How can I match lines with just one occurance of a string in awk?

jonathanm · October 24, 2008, 9:46am

Hi,

I'm trying to match records using awk which contain only one occurance of my string, I know how to match one or more (+) but matching only one is eluding me without developing some convoluted bit of code. I was hoping there would be some simple pattern matching thing similar to '+' but which means 'one and only one occurance of'.

My matching code looks like this:

$10 !~ /&| and | AND | And |\// && $11 !~ /FLAT|Flat|Apartment|APARTMENT/ && $10 ~ /MR|MISS|MRS|MS|Mr|Miss|Mrs|Ms/ {

But some records have in their name field multiple names, such as

and I want to not match those records.

Any help with this would be grand!

The only alternative I can think of is some convoluted counting loop which goes through the name split as an array to count if any of the Mr, Mrs, MR, MRS, etc occur more than once, which sounds quite long-winded and unnecessary.

drl · October 25, 2008, 1:09pm

Hi.

I find that such things are relatively straight-forward in perl because of the power of regular expression infrastructure. I don't know if awk has this feature as visibly as does perl, but here is a shell script that drives a small perl script:

#!/bin/bash -

# @(#) s1       Demonstrate perl.

echo
echo "(Versions displayed with local utility \"version\")"
version >/dev/null 2>&1 && version "=o" $(_eat $0 $1) perl
set -o nounset
echo

FILE=${1-data1}

echo " Data file $FILE:"
cat $FILE

echo
echo " perl script file:"
cat p1

echo
echo " Results:"
./p1 $FILE

exit 0

Producing:

% ./s1

(Versions displayed with local utility "version")
Linux 2.6.11-x1
GNU bash 2.05b.0
perl 5.8.4

 Data file data1:
Mr Magoo
Mr Magoo mr magoo
Mr Magoo Mr Smith Miss Demeanor
Mr Smith Miss Demeanor
Miss Demeanor Miss Taken
Miss Taken

 perl script file:
#!/usr/bin/perl

# @(#) p1       Demonstrate skipping of line with repeated matches.

use warnings;
use strict;

my($debug);
$debug = 0;
$debug = 1;
my($t1);

my($lines) = 0;

# Make entire line lower case to simply matches. Use captured
# string to omit lines with contain more than one match.

while ( <> ) {
chomp;
        print " Working on |$_|\n";
        $lines++;
        $t1 = lc $_;
        next if $t1 =~ /(mr|miss).*\1/;
    print "$_\n";;
}

print STDERR " ( Lines read: $lines )\n";

exit(0);

 Results:
 Working on |Mr Magoo|
Mr Magoo
 Working on |Mr Magoo mr magoo|
 Working on |Mr Magoo Mr Smith Miss Demeanor|
 Working on |Mr Smith Miss Demeanor|
Mr Smith Miss Demeanor
 Working on |Miss Demeanor Miss Taken|
 Working on |Miss Taken|
Miss Taken
 ( Lines read: 6 )

Best wishes ... cheers, drl

otheus · October 25, 2008, 4:10pm

I prefer perl too, in cases like this, but this is easily solvable in awk. Basically, you want to match X but not X.*X.

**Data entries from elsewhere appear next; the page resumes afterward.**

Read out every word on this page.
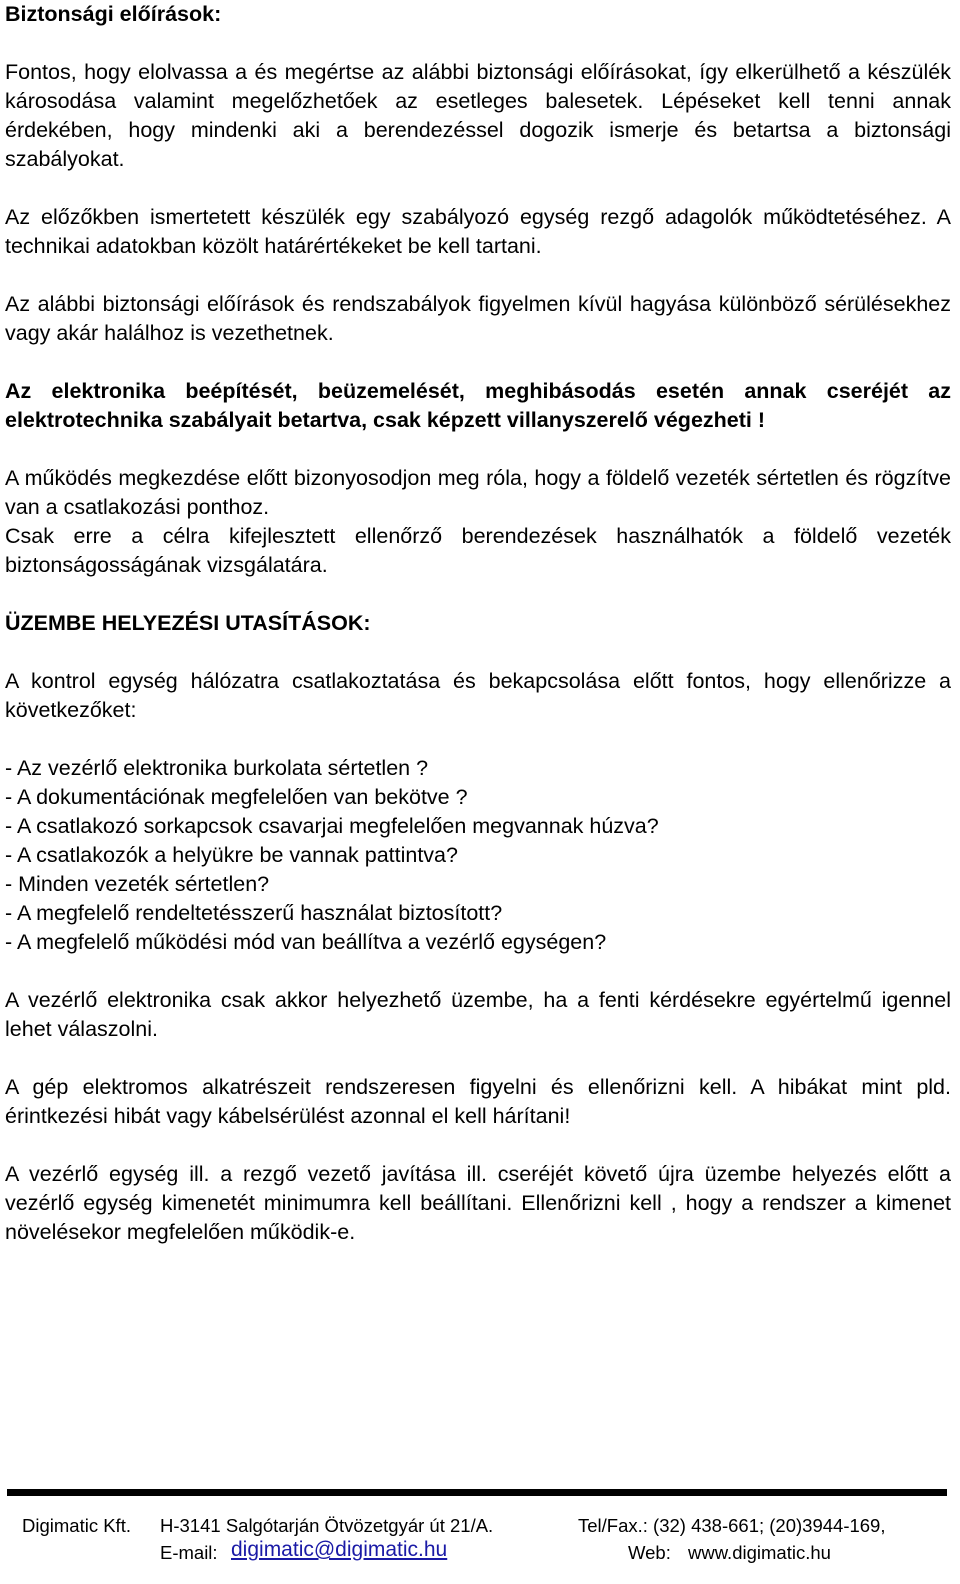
Biztonsági előírások:

Fontos, hogy elolvassa a és megértse az alábbi biztonsági előírásokat, így elkerülhető a készülék károsodása valamint megelőzhetőek az esetleges balesetek. Lépéseket kell tenni annak érdekében, hogy mindenki aki a berendezéssel dogozik ismerje és betartsa a biztonsági szabályokat.

Az előzőkben ismertetett készülék egy szabályozó egység rezgő adagolók működtetéséhez. A technikai adatokban közölt határértékeket be kell tartani.

Az alábbi biztonsági előírások és rendszabályok figyelmen kívül hagyása különböző sérülésekhez vagy akár halálhoz is vezethetnek.

Az elektronika beépítését, beüzemelését, meghibásodás esetén annak cseréjét az elektrotechnika szabályait betartva, csak képzett villanyszerelő végezheti !

A működés megkezdése előtt bizonyosodjon meg róla, hogy a földelő vezeték sértetlen és rögzítve van a csatlakozási ponthoz.

Csak erre a célra kifejlesztett ellenőrző berendezések használhatók a földelő vezeték biztonságosságának vizsgálatára.

ÜZEMBE HELYEZÉSI UTASÍTÁSOK:

A kontrol egység hálózatra csatlakoztatása és bekapcsolása előtt fontos, hogy ellenőrizze a következőket:

- Az vezérlő elektronika burkolata sértetlen ?
- A dokumentációnak megfelelően van bekötve ?
- A csatlakozó sorkapcsok csavarjai megfelelően megvannak húzva?
- A csatlakozók a helyükre be vannak pattintva?
- Minden vezeték sértetlen?
- A megfelelő rendeltetésszerű használat biztosított?
- A megfelelő működési mód van beállítva a vezérlő egységen?

A vezérlő elektronika csak akkor helyezhető üzembe, ha a fenti kérdésekre egyértelmű igennel lehet válaszolni.

A gép elektromos alkatrészeit rendszeresen figyelni és ellenőrizni kell. A hibákat mint pld. érintkezési hibát vagy kábelsérülést azonnal el kell hárítani!

A vezérlő egység ill. a rezgő vezető javítása ill. cseréjét követő újra üzembe helyezés előtt a vezérlő egység kimenetét minimumra kell beállítani. Ellenőrizni kell , hogy a rendszer a kimenet növelésekor megfelelően működik-e.

Digimatic Kft. H-3141 Salgótarján Ötvözetgyár út 21/A.	Tel/Fax.: (32) 438-661; (20)3944-169,
E-mail: digimatic@digimatic.hu	Web: www.digimatic.hu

$10 !~ /&| and | AND | And |\// && $11 !~ /FLAT|Flat|Apartment|APARTMENT/ && $10 ~ /MR|MISS|MRS|MS|Mr|Miss|Mrs|Ms/ && $10 !~ /(MR|MISS|MRS|MS|Mr|Miss|Mrs|Ms).*(MR|MISS|MRS|MS|Mr|Miss|Mrs|Ms)/ {

And yes, it's a bit ugly, but awk isn't always very pretty.

radoulov · October 25, 2008, 4:40pm

With GNU AWK:

$ cat file
Mr Magoo
Mr Magoo mr magoo
Mr Magoo Mr Smith Miss Demeanor
Mr Smith Miss Demeanor
Miss Demeanor Miss Taken
Miss Taken
$ awk -F'm(r|iss)' 'NF==2' IGNORECASE=9 file
Mr Magoo
Miss Taken

Or another version of drl's solution:

perl -nle'!/(m(r|iss)).*\2/i&&print' file

Some versions of sed:

sed -nr '/(m(r|iss)).*\2/I!p' file

... I can't manage to make it work with grep.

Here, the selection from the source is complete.